Local chef partners with Hillside Farms
In last week’s Home Grown we saw how the Quechan Casino’s chef uses locally grown produce to create some of the freshest dishes in town. This week we meet the grower he has partnered with to make it happen.
Joseph Dominguez works closely with some local chefs to create the freshest farm to table dishes. From cucumbers to his famous cherry tomatoes, beefsteak tomatoes and heirloom tomatoes to eggplants, peppers and colored carrots, he helps grow organic produce for people to enjoy here in Yuma.
“Hillside Farms, I started after college when I came back to Yuma,” Dominguez told 13 On Your Side. “I wanted to get into farming so we have a little bit of farm here and we started with one greenhouse full of heirloom tomatoes and sold them to the farmers market, every year we would build another greenhouse and eventually met up with the Casino and now we offer all of our stuff to them,” he said.
Executive chef at Quechan Resort and Casinos, Garrett McKeeman shares what the experience has been like.
“It’s been a wonderful experience working with Joseph and Hillside Farms.

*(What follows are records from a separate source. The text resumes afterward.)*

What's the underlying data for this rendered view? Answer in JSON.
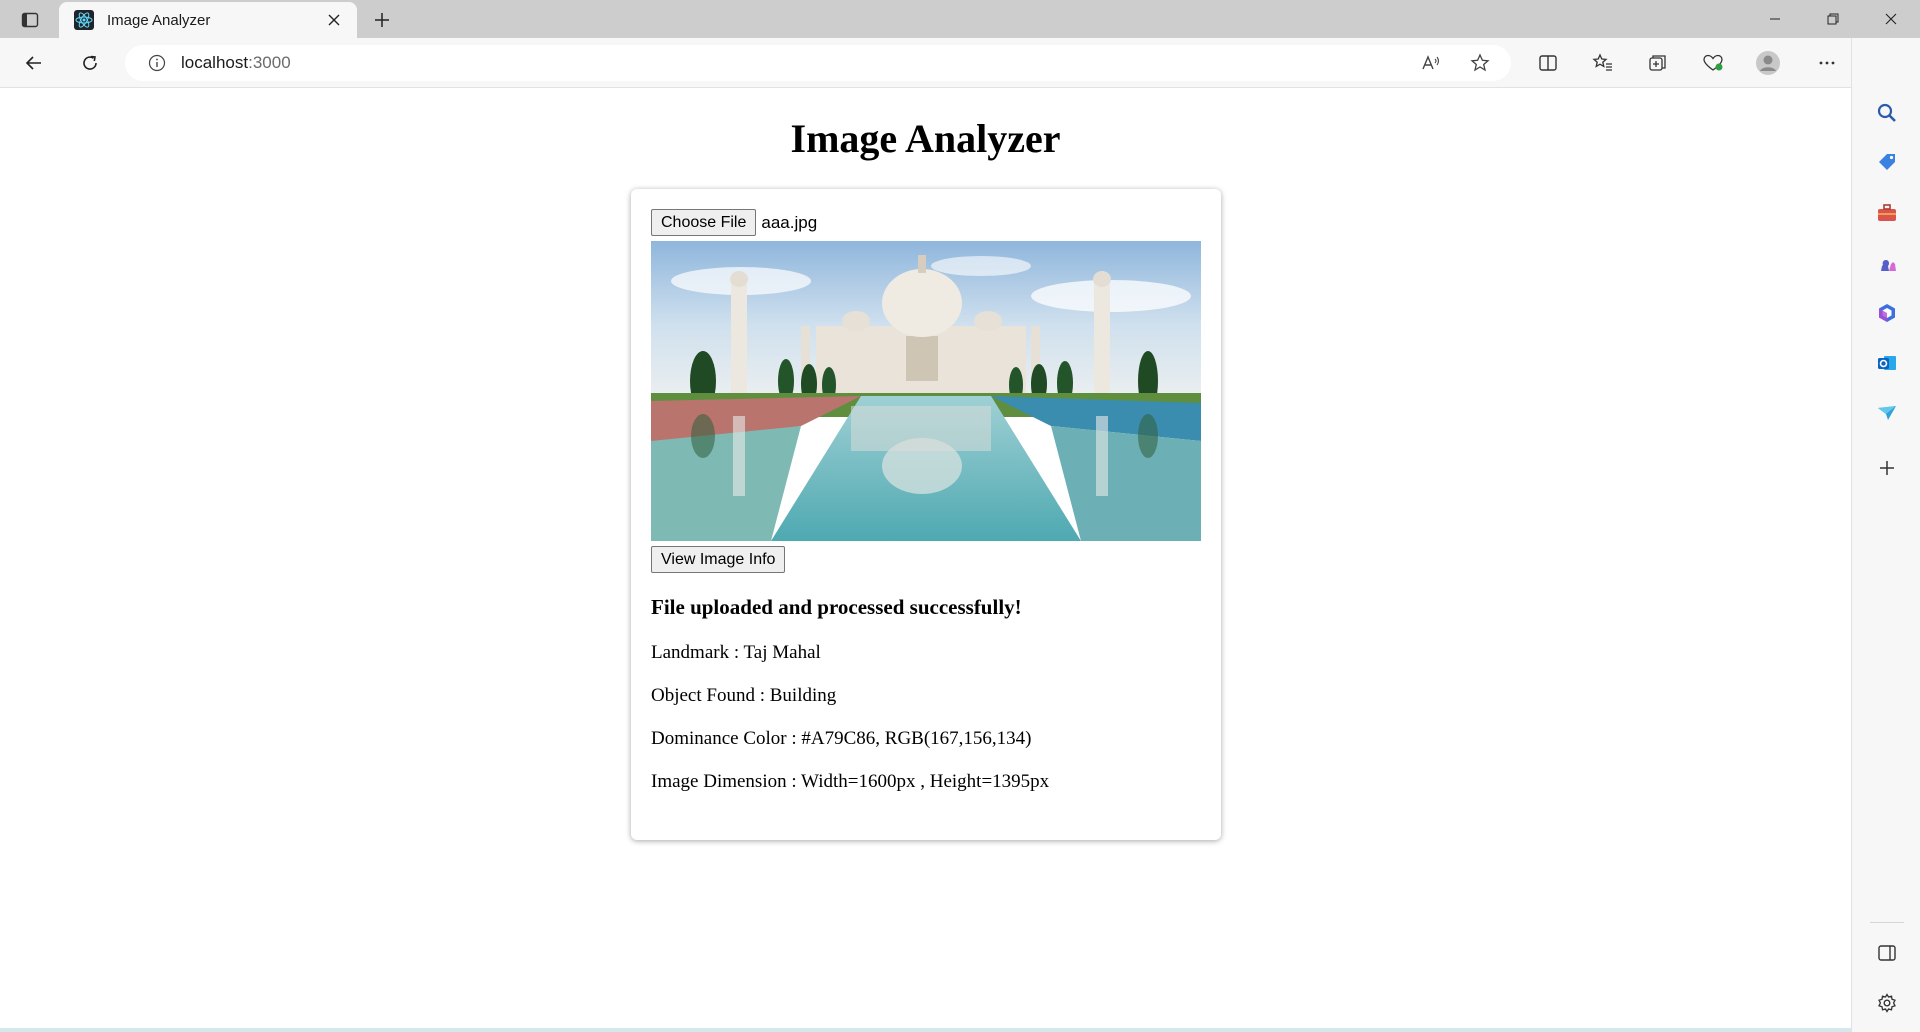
{
  "browser": {
    "tab": {
      "title": "Image Analyzer"
    },
    "address": {
      "host": "localhost",
      "port": ":3000"
    }
  },
  "page": {
    "title": "Image Analyzer",
    "choose_file_label": "Choose File",
    "file_name": "aaa.jpg",
    "image_alt": "Taj Mahal photo",
    "view_button_label": "View Image Info",
    "result_heading": "File uploaded and processed successfully!",
    "info": [
      "Landmark : Taj Mahal",
      "Object Found : Building",
      "Dominance Color : #A79C86, RGB(167,156,134)",
      "Image Dimension : Width=1600px , Height=1395px"
    ]
  },
  "colors": {
    "chrome_bg": "#cdcdcd",
    "toolbar_bg": "#f7f7f7",
    "accent_blue": "#1a73e8",
    "dominant_color": "#A79C86"
  },
  "icons": {
    "tab_actions": "tab-actions-icon",
    "favicon": "react-atom-icon",
    "sidebar": [
      "search-icon",
      "shopping-tag-icon",
      "toolbox-icon",
      "chess-icon",
      "office-icon",
      "outlook-icon",
      "send-icon",
      "plus-icon",
      "split-panel-icon",
      "settings-icon"
    ]
  }
}
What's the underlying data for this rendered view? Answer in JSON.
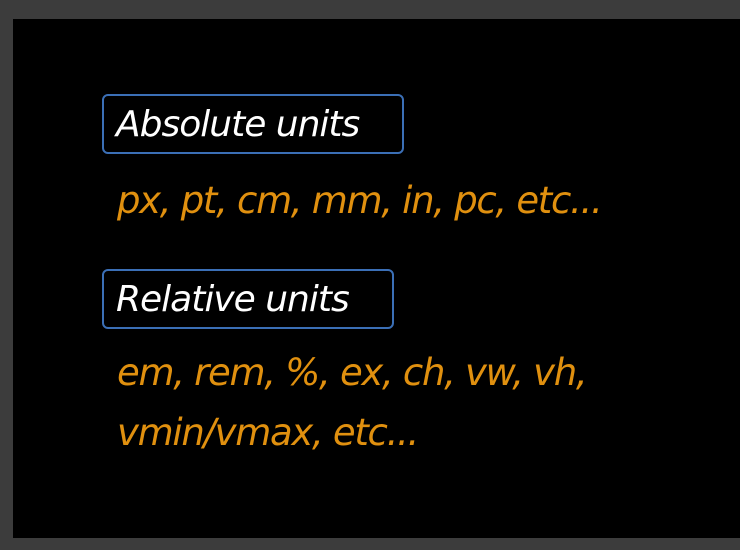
{
  "slide": {
    "absolute": {
      "heading": "Absolute units",
      "examples": "px, pt, cm, mm, in, pc, etc..."
    },
    "relative": {
      "heading": "Relative units",
      "examples_line1": "em, rem, %, ex, ch, vw, vh,",
      "examples_line2": "vmin/vmax, etc..."
    }
  },
  "colors": {
    "background": "#000000",
    "frame": "#3c3c3c",
    "heading_text": "#ffffff",
    "heading_border": "#3b6fb6",
    "example_text": "#e0900f"
  }
}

We collaborate on what he grows and what I need so that I can provide for my guest,” McKeeman said.
McKeeman puts in his produce order and hillside farms hand picks and brings it to him in less than two hours.
“Without them there is no extension to the local customers,” McKeeman said.
Hillside Farms also sells their produce at Yuma’s Farmer’s Market.
“People may go to the farmers market but they don’t know what to do with it and then they see what Chef Garrett does and it gives them ideas and then they want to come to the farmers market buy the produce and go home and try it themselves,” Dominguez said.
This partnership is beneficial for both the farm and the chef.
“I am able to help him and make him more successful and hopefully grow his business,” che McKeeman said.
“It’s interesting to see what they come up with, with these dishes because of that I have gotten into eating tomatoes because they really know how to bring out the flavors,”
Dominguez said.
All of the produce grown locally in the desert southwest is on a commercial basis so once it gets picked it is shipped off and then will be shipped back here to our local grocery stores and restaurants. Chef McKeeman and Dominguez are just one partnership in town that helps bring local consumers produce straight from the fields.